Heute hat das Legal Tech mit Sitz in San Francisco mehr als 700 Mitarbeiter, eine Bewertung im einstelligen Milliardenbereich und unterstützt laut Boehmig Unternehmen wie L’Oréal, Shell und die „New York Times“ beim Management ihrer Verträge. Der neue Produktleiter bringt bei Open AI also gleich mehrere Perspektiven ein: ein tiefes Verständnis für die Sprache und Arbeitsprozesse in den rechtsberatenden Berufen, Erfahrung in der Betreuung von Industriekunden sowie eigene Erfahrung als Gründer.
KI-Plattform Codex ist Grundlage für neues Vertikalprodukt
Über das Vorhaben von Open AI berichtete der britische Branchendienst „Artificial Lawyer“ erstmals Mitte Mai. Damals hieß es, Open AI plane die Einführung eines eigenständigen KI-Angebots für den Rechtsbereich. Damit wolle der Betreiber des KI-Chatbots ChatGPT zu Wettbewerbern wie Anthropic und dem IT-Konzern Microsoft aufschließen. Diese setzen beide darauf, spezifische KI-Instrumente für die Anwendung in Kanzleien und Rechtsabteilungen zu entwickeln. Wie in dem Bericht von „Artificial Lawyer“ vom 18. Mai zu lesen ist, soll Open AI sein neues Produkt unter dem Namen „Codex for Legal“ vermarkten. Dies deutet darauf hin, dass die auf ChatGPT basierende KI-Plattform Codex stärker auf die Bedürfnisse einzelner Branchen und Nutzergruppen ausgerichtet wird. Eine offizielle Produktankündigung des KI-Unternehmens gibt es bisher nicht.
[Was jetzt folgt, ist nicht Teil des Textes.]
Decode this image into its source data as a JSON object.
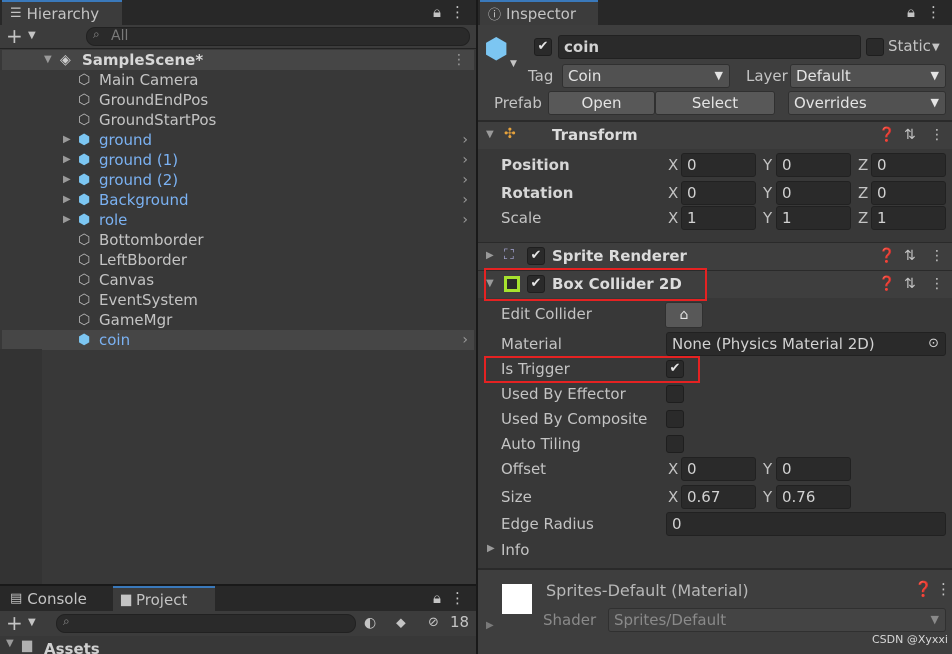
{
  "hierarchy": {
    "tab": "Hierarchy",
    "search_placeholder": "All",
    "scene": "SampleScene*",
    "items": [
      {
        "name": "Main Camera",
        "prefab": false
      },
      {
        "name": "GroundEndPos",
        "prefab": false
      },
      {
        "name": "GroundStartPos",
        "prefab": false
      },
      {
        "name": "ground",
        "prefab": true
      },
      {
        "name": "ground (1)",
        "prefab": true
      },
      {
        "name": "ground (2)",
        "prefab": true
      },
      {
        "name": "Background",
        "prefab": true
      },
      {
        "name": "role",
        "prefab": true
      },
      {
        "name": "Bottomborder",
        "prefab": false
      },
      {
        "name": "LeftBborder",
        "prefab": false
      },
      {
        "name": "Canvas",
        "prefab": false
      },
      {
        "name": "EventSystem",
        "prefab": false
      },
      {
        "name": "GameMgr",
        "prefab": false
      },
      {
        "name": "coin",
        "prefab": true
      }
    ]
  },
  "bottom_panel": {
    "tab_console": "Console",
    "tab_project": "Project",
    "hidden_count": "18",
    "assets_label": "Assets"
  },
  "inspector": {
    "tab": "Inspector",
    "object_name": "coin",
    "static_label": "Static",
    "tag_label": "Tag",
    "tag_value": "Coin",
    "layer_label": "Layer",
    "layer_value": "Default",
    "prefab_label": "Prefab",
    "open_label": "Open",
    "select_label": "Select",
    "overrides_label": "Overrides",
    "transform": {
      "title": "Transform",
      "position_label": "Position",
      "rotation_label": "Rotation",
      "scale_label": "Scale",
      "position": {
        "x": "0",
        "y": "0",
        "z": "0"
      },
      "rotation": {
        "x": "0",
        "y": "0",
        "z": "0"
      },
      "scale": {
        "x": "1",
        "y": "1",
        "z": "1"
      }
    },
    "sprite_renderer": {
      "title": "Sprite Renderer"
    },
    "box_collider": {
      "title": "Box Collider 2D",
      "edit_collider_label": "Edit Collider",
      "material_label": "Material",
      "material_value": "None (Physics Material 2D)",
      "is_trigger_label": "Is Trigger",
      "used_by_effector_label": "Used By Effector",
      "used_by_composite_label": "Used By Composite",
      "auto_tiling_label": "Auto Tiling",
      "offset_label": "Offset",
      "offset": {
        "x": "0",
        "y": "0"
      },
      "size_label": "Size",
      "size": {
        "x": "0.67",
        "y": "0.76"
      },
      "edge_radius_label": "Edge Radius",
      "edge_radius": "0",
      "info_label": "Info"
    },
    "material_section": {
      "name": "Sprites-Default (Material)",
      "shader_label": "Shader",
      "shader_value": "Sprites/Default"
    },
    "axis": {
      "x": "X",
      "y": "Y",
      "z": "Z"
    },
    "watermark": "CSDN @Xyxxi"
  },
  "colors": {
    "accent": "#3a79bb",
    "highlight_box": "#e52222",
    "prefab_blue": "#7bb2f3",
    "collider_green": "#a6e22e"
  }
}
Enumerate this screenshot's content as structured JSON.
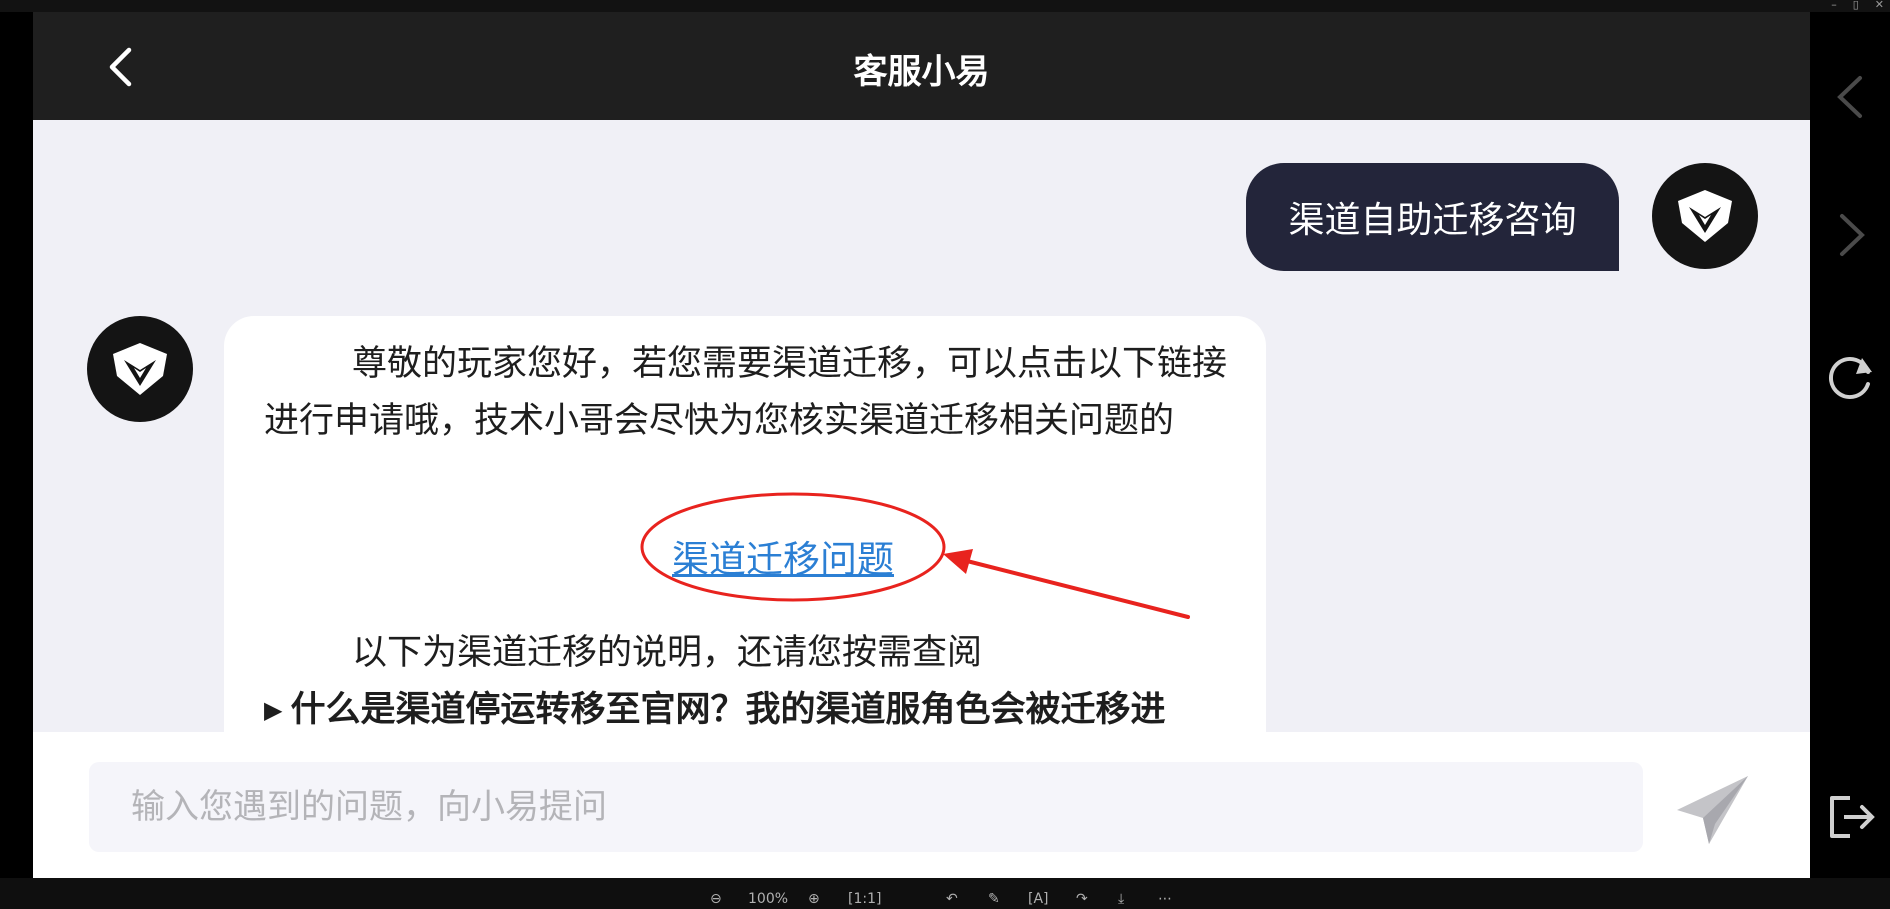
{
  "header": {
    "title": "客服小易"
  },
  "chat": {
    "user_message": "渠道自助迁移咨询",
    "bot_message": {
      "intro": "尊敬的玩家您好，若您需要渠道迁移，可以点击以下链接进行申请哦，技术小哥会尽快为您核实渠道迁移相关问题的",
      "link_text": "渠道迁移问题",
      "note": "以下为渠道迁移的说明，还请您按需查阅",
      "faq_arrow": "▶",
      "faq_item": "什么是渠道停运转移至官网？我的渠道服角色会被迁移进"
    }
  },
  "input": {
    "placeholder": "输入您遇到的问题，向小易提问"
  },
  "viewer_toolbar": {
    "zoom_out": "⊖",
    "zoom_level": "100%",
    "zoom_in": "⊕",
    "fit": "[1:1]",
    "rotate_left": "↶",
    "edit": "✎",
    "ocr": "[A]",
    "rotate_right": "↷",
    "download": "⤓",
    "more": "⋯"
  },
  "window_controls": {
    "minimize": "–",
    "maximize": "▯",
    "close": "✕"
  },
  "colors": {
    "header_bg": "#1f1f1f",
    "chat_bg": "#f0f0f6",
    "user_bubble": "#23253a",
    "link": "#2b7fd4",
    "annotation": "#e8231e"
  },
  "icons": [
    "back-arrow-icon",
    "avatar-logo-icon",
    "send-plane-icon",
    "nav-prev-icon",
    "nav-next-icon",
    "refresh-icon",
    "exit-icon"
  ]
}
Open AI findet sich derzeit in der ungewohnten Rolle als Verfolger wieder. Der ärgste Konkurrent Anthropic hatte schon im Februar den Launch eines ersten „Legal“-Zusatzmodells angekündigt. Dies hatte damals zu deutlichen Börsenreaktionen und Kursverlusten bei renommierten Rechts- und Informationsdienstleistern wie Thomson Reuters und Wolters Kluwer geführt.
Neben dem ersten Plug-in stellte Anthropic Mitte Mai dann zwölf neue Zusatzprogramme für seinen KI-Chatbot Claude vor. Diese unterstützen Kanzleien, Rechtsabteilungen und auch Laien dabei, Fragen aus den verschiedenen juristischen Bereichen zu beantworten. Über sogenannte Konnektoren können Nutzer von „Claude for Legal“ auf die Inhalte von Anbietern wie Thomson Reuters, DocuSign und Harvey zugreifen.